Herbstexkursion 2017 in Luzern

Samstag, 23. September 2017

Pünktlich um 9 Uhr trafen sich 17 getreue VAKW Mitglieder im Bahnhof Luzern zur Herbstexkursion. Der Vormittag brachte uns die moderne Art der Hagelmessung nahe, der Nachmittag konfrontierte uns mit den Zeugen der Kalt- und Heisszeiten.

Orientierung Stärkung im N'ICE
Der Präsident, Peter Albisser orientiert die Teilnehmenden über den Ablauf des Tages Zuerst gibt's eine Stärkung im Restaurant N'ICE im Eiszentrum Luzern.

Hagelmessung mit HailSens und HailCar


Mario Betschart, inNET Monitoring AG, Altdorf
 

Die Firma inNET ist spezialisiert in der Überwachung der Luftqualität, des Verkehrsflusses, der Wasserqualität sowie von Lärm- und Lichtemissionen. Eine grosse Lücke bisher war, den Hagel quantitativ zu beobachten: nicht nur qualitativ mit Niederschlagsradar oder Augenbeobachtungen oder auch dem Rapportieren von beobachteten Hagelschäden an landwirtschaftlichen Produkten und an Gebäuden und Autos, sondern echt quantitativ: Grösse und Anzahl von Hagelkörnern, Dauer des Hagelschlages und kinetische Energie der eintreffenden Hagelkörner. Und das alles realtime und online. Dazu wurde in Zusammenarbeit mit einem deutschen Forschungsinstitut ein Prototyp entwickelt. Die Hagelkörner prallen auf eine Kunststoffplatte, erzeugen ein Geräusch und bringen die Platte in Schwingungen. Ein Mikrophon und eine komplexe Elektronik messen die Schwingungen und werten sie aus. Der Prototyp ist heute funktionstüchtig und geht bald in die Serienproduktion.

iNET Kantonsschule Luzern
Mario Betschard erläutert in einem spannenden Vortrag den Tätigkeitsbereich der Firma inNET Monitoring sowie die Entwicklung des Messsensors HailSens. Gespannt lauscht die Zuhörerschaft den Ausführungen in einem Raum der Kantonsschule Luzern.
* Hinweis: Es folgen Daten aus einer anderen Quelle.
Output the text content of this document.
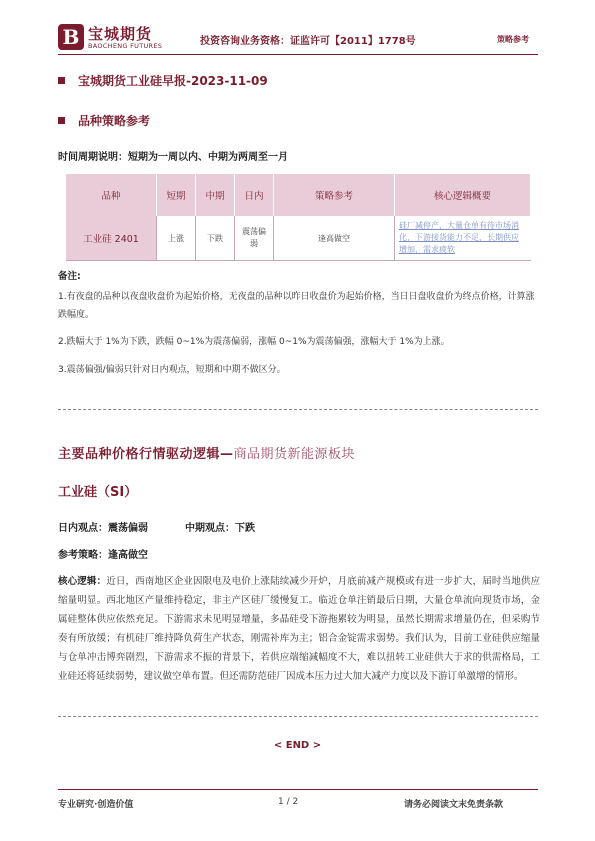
B 宝城期货
BAOCHENG FUTURES	投资咨询业务资格：证监许可【2011】1778号	策略参考
宝城期货工业硅早报-2023-11-09
品种策略参考
时间周期说明：短期为一周以内、中期为两周至一月
品种	短期	中期	日内	策略参考	核心逻辑概要
工业硅 2401	上涨	下跌	震荡偏弱	逢高做空	硅厂减停产，大量仓单有待市场消化，下游接货能力不足，长期供应增加，需求疲软
备注:
1.有夜盘的品种以夜盘收盘价为起始价格，无夜盘的品种以昨日收盘价为起始价格，当日日盘收盘价为终点价格，计算涨跌幅度。
2.跌幅大于 1%为下跌，跌幅 0~1%为震荡偏弱，涨幅 0~1%为震荡偏强，涨幅大于 1%为上涨。
3.震荡偏强/偏弱只针对日内观点，短期和中期不做区分。
主要品种价格行情驱动逻辑—商品期货新能源板块
工业硅（SI）
日内观点：震荡偏弱	中期观点：下跌
参考策略：逢高做空
核心逻辑：近日，西南地区企业因限电及电价上涨陆续减少开炉，月底前减产规模或有进一步扩大，届时当地供应缩量明显。西北地区产量维持稳定，非主产区硅厂缓慢复工。临近仓单注销最后日期，大量仓单流向现货市场，金属硅整体供应依然充足。下游需求未见明显增量，多晶硅受下游拖累较为明显，虽然长期需求增量仍在，但采购节奏有所放缓；有机硅厂维持降负荷生产状态，刚需补库为主；铝合金锭需求弱势。我们认为，目前工业硅供应缩量与仓单冲击博弈剧烈，下游需求不振的背景下，若供应端缩减幅度不大，难以扭转工业硅供大于求的供需格局，工业硅还将延续弱势，建议做空单布置。但还需防范硅厂因成本压力过大加大减产力度以及下游订单激增的情形。
< END >
专业研究·创造价值	1 / 2	请务必阅读文末免责条款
Zahlreiche Interessenten aus Versicherung, Landwirtschaft und Forschung wollen die Geräte weltweit einsetzen. Und natürlich wäre es schön, wenn der Sensor auch in den Gerätepark von automatischen Wetterstationen integriert werden könnte. So würden Grundlagen für eine verbesserte Hagelklimatologie und -statistik entstehen.

Da die Hagelgebiete immer sehr stark lokal beschränkt sind, kam die Idee auf, ein mobiles Messgerät zu entwickeln, das zum potentiellen Hagelgebiet fahren kann: der HailCar. Damit wären zahlreichere Vergleiche zwischen Hagelsensor und Niederschlagsradar möglich, um die Geräte zu kalibrieren. Allerdings ist der Betrieb des HailCars aufwändig: Stormchasers werden noch gesucht!

iNET Hail Sensor iNET Hailcar
Draussen auf einem Fahrzeug, dem HailCar, ist der Sensor installiert, der die Hagelkörner registriert: Grösse, Anzahl, Dauer, kinetische Energie. Im Auto drin sind alle Geräte, die für die Daten-Kommunikation und für die Verfolgung der Hagelzellen nötig sind, untergebracht. Der HailCar auf der Fahrt zum nächsten Einsatz. Man erkennt auch die Wetterstation und die Videokamera, welche die Hagelkörner beim Aufprall beobachtet.

Für die Mittagspause haben wir uns dann ins Restaurant Rebstock verschoben, wo wir ein ausgezeichnetes Mittagessen in historischer Umgebung genossen haben. Von dort waren es dann nur noch ein paar Schritte zum Löwendenkmal und Gletschergarten.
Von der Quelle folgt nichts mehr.